With so much going on in the realm of sustainability, leadership, and innovation, and only a limited amount of bandwidth for professionals in this space, we have created this weekly news to highlight articles that we feel are (1) important, (2) relevant, and (3) interesting in the areas of business sustainability. If you have an article that you feel needs to be mentioned, please do so in the comments section.
In a landmark case a federal magistrates court in Oregon has allowed a lawsuit filed on behalf of 21 teenagers and children to go forward. This has surprised many experts and means that the case goes forward to the federal court to be accepted or rejected. The suit would force the government to take more aggressive action against climate change. It has come as a wave of other country’s citizens have placed pressure and legal action on governments and corporations to take greater responsibility for climate change actions and inaction.

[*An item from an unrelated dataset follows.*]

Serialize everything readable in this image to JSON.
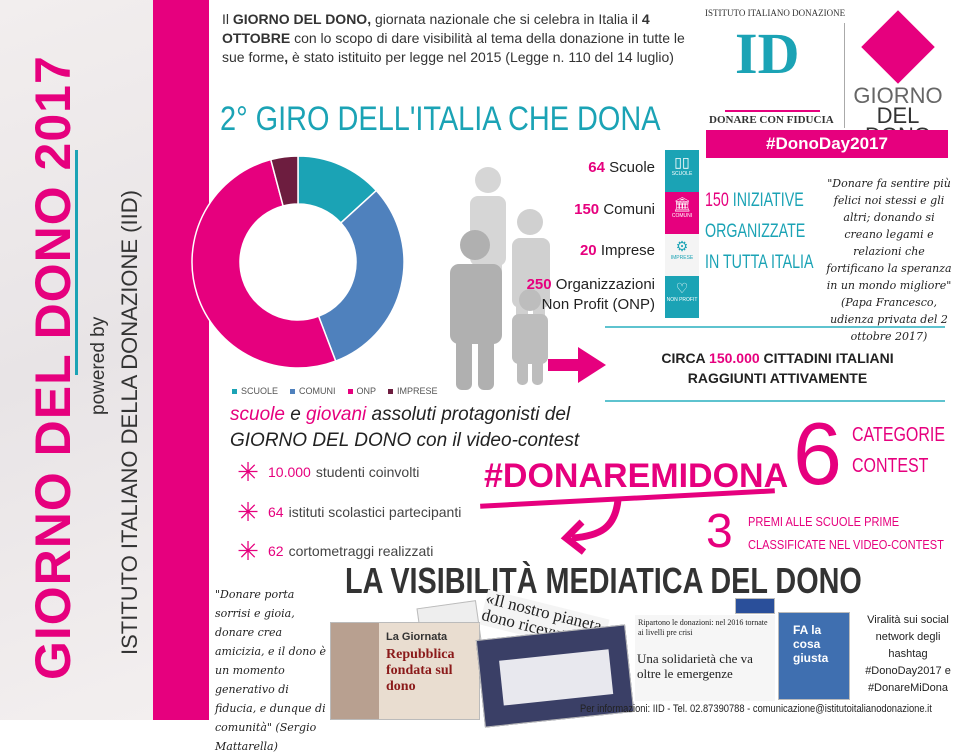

People in Germany are now being paid to consume electricity
Last Sunday, May 8, weather in Germany was so good that renewable energy production surged and conventional power sources were taken offline, but not before electricity rates sunk into the negatives. This essentially meant that power producers were forced to pay power providers (-€130 per MWh at its lowest point) to take electricity off their hands. This is due to the inflexibility of energy production systems and lack of storage technology, but is a good sign for the power of renewables.
Livestock is estimated to contribute up to 18% of global greenhouse gas emissions. As the world’s seemingly insatiable appetite for meat continues people are now looking to preventive measures that include the modification of the livestock themselves. In this article a number of innovative modifications to traditional farming and feedstock are introduced, that aim to reduce the methane production of our flatulent friends.
Global Warming Cited as Wildfires Increase in Fragile Boreal Forest
The fire that destroyed the Canadian city of Fort McMurray, 2,400 homes and buildings and almost 500,000 acres of Boreal forest will likely be the costliest natural disaster in Canadian history. As cleanup begins, the conversation has shifted to the causes of this disaster and whether or not is indeed all “natural”. Anthropogenic global warming has been in the spotlight this week as scientists and activists argue more needs to be done before larger and costlier disasters occur. Those in Australia and the US who have dealt with longer and more intense fire seasons recently are echoing these sentiments.